В один прекрасный осенний вечер пан стольник Пурский велел проводить себя на крыльцо, как вдруг загремели колеса, отворились ворота, и огромная кибитка подъехала к крыльцу с торжественным помахиванием кнута. Стольник не мог понять, кто бы такой мог к нему пожаловать, как видно, издалека; он еще не успел хорошенько разглядеть приезжего, как уже Собеслав стоял перед ним, с видом какой-то боязни, ожидая приветствия. Старик пристально всматривался в лицо гостя, как будто что-то припоминая, хотел сделать приветствие, но все еще колебался.

— Неужто вы меня не узнаете?

— Простите старым глазам, но…

— И по голосу?

— Нет, помнится мне…

— Пан стольник, вы не узнаете своего баловня! Как будто обданный кипятком, Корниковский, узнав его и в то же время вспомнив о его купечестве, отшатнулся назад, сделал гримасу и пробормотал сквозь зубы:

— Пан Секиринский?

— Стольник, добродзию, разве так здороваются с воспитанником?

— Прошу садиться, прошу садиться! — сказал Корниковский.

— Нет, я не сяду, — отвечал гордо Собеслав, — пока вы не объясните мне причины такого холодного приема.

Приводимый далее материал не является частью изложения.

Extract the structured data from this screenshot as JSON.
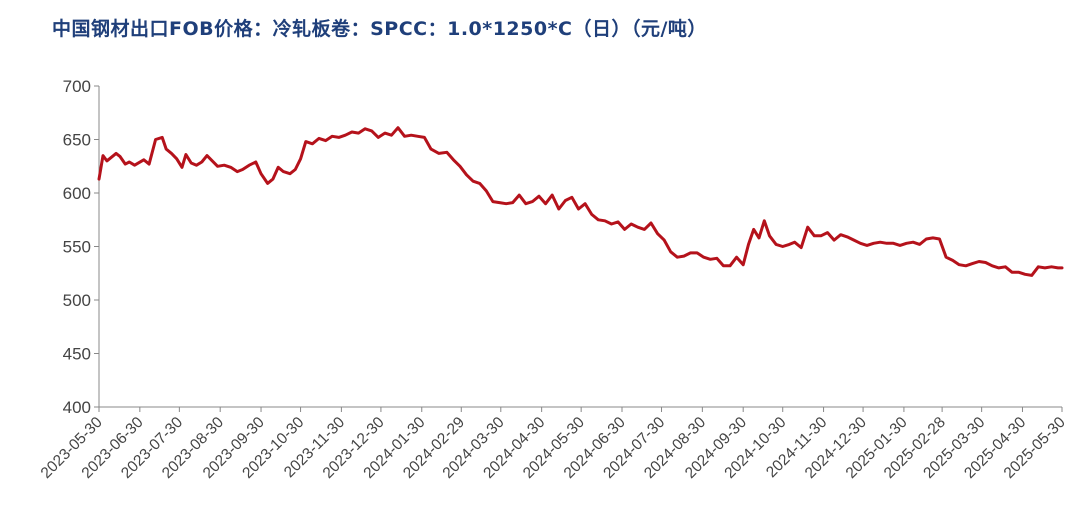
{
  "chart_data": {
    "type": "line",
    "title": "中国钢材出口FOB价格：冷轧板卷：SPCC：1.0*1250*C（日）（元/吨）",
    "xlabel": "",
    "ylabel": "",
    "ylim": [
      400,
      700
    ],
    "yticks": [
      400,
      450,
      500,
      550,
      600,
      650,
      700
    ],
    "xlim": [
      "2023-05-30",
      "2025-05-30"
    ],
    "xticks": [
      "2023-05-30",
      "2023-06-30",
      "2023-07-30",
      "2023-08-30",
      "2023-09-30",
      "2023-10-30",
      "2023-11-30",
      "2023-12-30",
      "2024-01-30",
      "2024-02-29",
      "2024-03-30",
      "2024-04-30",
      "2024-05-30",
      "2024-06-30",
      "2024-07-30",
      "2024-08-30",
      "2024-09-30",
      "2024-10-30",
      "2024-11-30",
      "2024-12-30",
      "2025-01-30",
      "2025-02-28",
      "2025-03-30",
      "2025-04-30",
      "2025-05-30"
    ],
    "grid": false,
    "line_color": "#b5121b",
    "series": [
      {
        "x": [
          "2023-05-30",
          "2023-06-02",
          "2023-06-05",
          "2023-06-12",
          "2023-06-15",
          "2023-06-19",
          "2023-06-22",
          "2023-06-26",
          "2023-07-03",
          "2023-07-07",
          "2023-07-12",
          "2023-07-17",
          "2023-07-20",
          "2023-07-24",
          "2023-07-28",
          "2023-08-01",
          "2023-08-04",
          "2023-08-08",
          "2023-08-12",
          "2023-08-16",
          "2023-08-20",
          "2023-08-24",
          "2023-08-28",
          "2023-09-02",
          "2023-09-07",
          "2023-09-12",
          "2023-09-16",
          "2023-09-21",
          "2023-09-26",
          "2023-09-30",
          "2023-10-05",
          "2023-10-09",
          "2023-10-13",
          "2023-10-17",
          "2023-10-22",
          "2023-10-26",
          "2023-10-30",
          "2023-11-03",
          "2023-11-08",
          "2023-11-13",
          "2023-11-18",
          "2023-11-23",
          "2023-11-28",
          "2023-12-03",
          "2023-12-08",
          "2023-12-13",
          "2023-12-18",
          "2023-12-23",
          "2023-12-28",
          "2024-01-02",
          "2024-01-07",
          "2024-01-12",
          "2024-01-17",
          "2024-01-22",
          "2024-01-27",
          "2024-02-01",
          "2024-02-06",
          "2024-02-12",
          "2024-02-18",
          "2024-02-23",
          "2024-02-28",
          "2024-03-04",
          "2024-03-09",
          "2024-03-14",
          "2024-03-19",
          "2024-03-24",
          "2024-03-29",
          "2024-04-03",
          "2024-04-08",
          "2024-04-13",
          "2024-04-18",
          "2024-04-23",
          "2024-04-28",
          "2024-05-03",
          "2024-05-08",
          "2024-05-13",
          "2024-05-18",
          "2024-05-23",
          "2024-05-28",
          "2024-06-02",
          "2024-06-07",
          "2024-06-12",
          "2024-06-17",
          "2024-06-22",
          "2024-06-27",
          "2024-07-02",
          "2024-07-07",
          "2024-07-12",
          "2024-07-17",
          "2024-07-22",
          "2024-07-27",
          "2024-08-01",
          "2024-08-06",
          "2024-08-11",
          "2024-08-16",
          "2024-08-21",
          "2024-08-26",
          "2024-08-31",
          "2024-09-05",
          "2024-09-10",
          "2024-09-15",
          "2024-09-20",
          "2024-09-25",
          "2024-09-30",
          "2024-10-04",
          "2024-10-08",
          "2024-10-12",
          "2024-10-16",
          "2024-10-20",
          "2024-10-25",
          "2024-10-30",
          "2024-11-04",
          "2024-11-08",
          "2024-11-13",
          "2024-11-18",
          "2024-11-23",
          "2024-11-28",
          "2024-12-03",
          "2024-12-08",
          "2024-12-13",
          "2024-12-18",
          "2024-12-23",
          "2024-12-28",
          "2025-01-02",
          "2025-01-07",
          "2025-01-12",
          "2025-01-17",
          "2025-01-22",
          "2025-01-27",
          "2025-02-01",
          "2025-02-06",
          "2025-02-11",
          "2025-02-16",
          "2025-02-21",
          "2025-02-26",
          "2025-03-03",
          "2025-03-08",
          "2025-03-13",
          "2025-03-18",
          "2025-03-23",
          "2025-03-28",
          "2025-04-02",
          "2025-04-07",
          "2025-04-12",
          "2025-04-17",
          "2025-04-22",
          "2025-04-27",
          "2025-05-02",
          "2025-05-07",
          "2025-05-12",
          "2025-05-17",
          "2025-05-22",
          "2025-05-27",
          "2025-05-30"
        ],
        "y": [
          613,
          635,
          630,
          637,
          634,
          627,
          629,
          626,
          631,
          627,
          650,
          652,
          641,
          637,
          632,
          624,
          636,
          628,
          626,
          629,
          635,
          630,
          625,
          626,
          624,
          620,
          622,
          626,
          629,
          618,
          609,
          613,
          624,
          620,
          618,
          622,
          632,
          648,
          646,
          651,
          649,
          653,
          652,
          654,
          657,
          656,
          660,
          658,
          652,
          656,
          654,
          661,
          653,
          654,
          653,
          652,
          641,
          637,
          638,
          631,
          625,
          617,
          611,
          609,
          602,
          592,
          591,
          590,
          591,
          598,
          590,
          592,
          597,
          590,
          598,
          585,
          593,
          596,
          585,
          590,
          580,
          575,
          574,
          571,
          573,
          566,
          571,
          568,
          566,
          572,
          562,
          556,
          545,
          540,
          541,
          544,
          544,
          540,
          538,
          539,
          532,
          532,
          540,
          533,
          552,
          566,
          558,
          574,
          560,
          552,
          550,
          552,
          554,
          549,
          568,
          560,
          560,
          563,
          556,
          561,
          559,
          556,
          553,
          551,
          553,
          554,
          553,
          553,
          551,
          553,
          554,
          552,
          557,
          558,
          557,
          540,
          537,
          533,
          532,
          534,
          536,
          535,
          532,
          530,
          531,
          526,
          526,
          524,
          523,
          531,
          530,
          531,
          530,
          530
        ]
      }
    ]
  }
}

Кто знал прямой, живой и вспыльчивый характер Корниковского, тот поймет, с каким нетерпением закричал он в эту минуту:

— Э, моспане, объясняй ты сам, а не заставляй меня осквернять черт знает чем язык! Кто вешал и мерил, того я не признаю за Секиринского, а до Фальковича мне нет дела.

— Кто мне это докажет? — сказал, покраснев, Собеслав. — Пан стольник, это клевета врагов моих. Ни один Секиринский еще не унижался, а я последний из их рода.

— Толкуй себе, коханку! — отвечал старик. — Трудно не верить собственным глазам.

— Но кто же это мне докажет? — спросил еще с большею живостью Собеслав.

Стольник посмотрел ему в глаза.

— Дай мне руку и пойдем в комнату, — сказал он, — там разберем дело.

— Ну, говори, коли хочешь, — сказал он, сев на своем привычном месте у столика, — мне не хотелось, чтобы нас слышали люди; да лучше признайся по правде, чем туманить меня.

— В чем признаться?

— В чем? А черт возьми, да в торгашестве, в барышничестве!

— Это басни.

— Ну, мое уж почтение, когда ты мне не веришь! — сказал стольник, ударяя очками по столу.